一路摇摇晃晃,方琳薇枕着翠儿睡了过去,不知道过了多久,方琳薇听到有人在耳边唤她。
她睁眼,便看见三个小丫头很是一脸期待的看着她。
她捂着有些酸疼的脖颈起身,奇怪地问道:“都看着我做什么?我睡觉打呼了?”
三个小丫头闻言捂嘴轻笑起来,翠儿为她理了理衣衫,笑道:“姑娘可是越发开朗了,什么玩笑都开,竟是连自己也抹黑的。”
方琳薇闻言腹诽,这算什么自我抹黑,她自称自己配不上苏寻的时候那才叫自己给自己抹黑好吧。

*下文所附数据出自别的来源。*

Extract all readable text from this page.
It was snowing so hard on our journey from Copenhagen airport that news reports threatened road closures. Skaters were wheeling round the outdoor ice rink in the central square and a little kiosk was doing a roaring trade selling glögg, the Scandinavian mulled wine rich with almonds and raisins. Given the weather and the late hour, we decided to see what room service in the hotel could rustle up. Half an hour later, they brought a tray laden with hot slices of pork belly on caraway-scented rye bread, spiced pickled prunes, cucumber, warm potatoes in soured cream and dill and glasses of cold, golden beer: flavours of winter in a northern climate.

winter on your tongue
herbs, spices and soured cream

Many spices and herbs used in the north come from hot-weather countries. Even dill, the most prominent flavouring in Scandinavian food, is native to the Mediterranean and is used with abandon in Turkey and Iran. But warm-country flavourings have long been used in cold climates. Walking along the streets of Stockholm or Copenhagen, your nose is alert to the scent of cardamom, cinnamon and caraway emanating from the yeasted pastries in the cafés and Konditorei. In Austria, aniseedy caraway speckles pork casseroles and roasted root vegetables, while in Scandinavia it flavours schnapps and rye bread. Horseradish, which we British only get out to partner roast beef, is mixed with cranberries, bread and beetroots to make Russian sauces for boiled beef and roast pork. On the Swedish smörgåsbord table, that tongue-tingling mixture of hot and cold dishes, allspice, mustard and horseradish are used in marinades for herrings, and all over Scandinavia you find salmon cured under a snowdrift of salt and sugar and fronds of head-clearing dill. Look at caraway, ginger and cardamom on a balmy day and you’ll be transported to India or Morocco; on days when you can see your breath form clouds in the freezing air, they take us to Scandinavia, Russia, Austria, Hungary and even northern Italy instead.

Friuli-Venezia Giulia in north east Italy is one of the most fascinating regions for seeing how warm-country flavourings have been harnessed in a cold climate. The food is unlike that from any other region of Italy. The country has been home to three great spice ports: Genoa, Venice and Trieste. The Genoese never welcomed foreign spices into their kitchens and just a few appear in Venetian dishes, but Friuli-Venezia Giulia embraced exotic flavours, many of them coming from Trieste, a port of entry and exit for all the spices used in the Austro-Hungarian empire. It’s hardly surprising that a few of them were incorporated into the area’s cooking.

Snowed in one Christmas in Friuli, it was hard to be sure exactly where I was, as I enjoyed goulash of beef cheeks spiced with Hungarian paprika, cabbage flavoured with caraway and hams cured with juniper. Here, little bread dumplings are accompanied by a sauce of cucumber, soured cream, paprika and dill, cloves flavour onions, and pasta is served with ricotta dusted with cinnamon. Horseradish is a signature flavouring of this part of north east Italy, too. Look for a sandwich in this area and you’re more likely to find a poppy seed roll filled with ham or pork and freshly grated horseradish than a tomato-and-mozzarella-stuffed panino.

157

青苹笑着接话道:“方叔说前面便到了襄妃湖,往常姑娘不得出门,要不要趁着今儿停下车来去看看,也好休息休息。”
这是肯定要的啊。
方琳薇上一世自从嫁给苏寻后便鲜少出门,别说山川景色,就是别人家的花宴也在苏寻娶了林婉瑜为平妻后她就没有去过。
她被困在了翠微阁,那偏僻的方寸之地,一直到死……
重来一次,她一直待在国公府不得出门,如今得见好山好水,自然是要好好看一看的。
待到了襄妃湖畔,马车才停好,方琳薇便迫不及待地跳下了马车。
“姑娘,姑娘,你倒是把这围帽给戴好了呀。”
翠儿拿着围帽,急急忙忙的追了下来。方琳薇却摆了摆手,很是不在意道:“不戴不戴,这又没什么外人,都是自己家的人,戴什么围帽。规矩那是做给别人看,在自家人面前还做规矩,你干脆把我给累死算了。”
翠儿听她这番谬论,很是哭笑不得,左右看看确实没什么人,便也不再劝。
而她们不知的是,湖岸左侧,一白衣锦服男子此时正牵着刚喝足水的马儿在林子里歇息,她们主仆的话,正被他听得一清二楚。
白衣男子看着远处方琳薇一身青色烟罗软纱,齐脚的长裙简单又干净。她快步朝着浅水处走去,像是自由的鸟儿。身后几个小丫鬟几乎追不上她的步子。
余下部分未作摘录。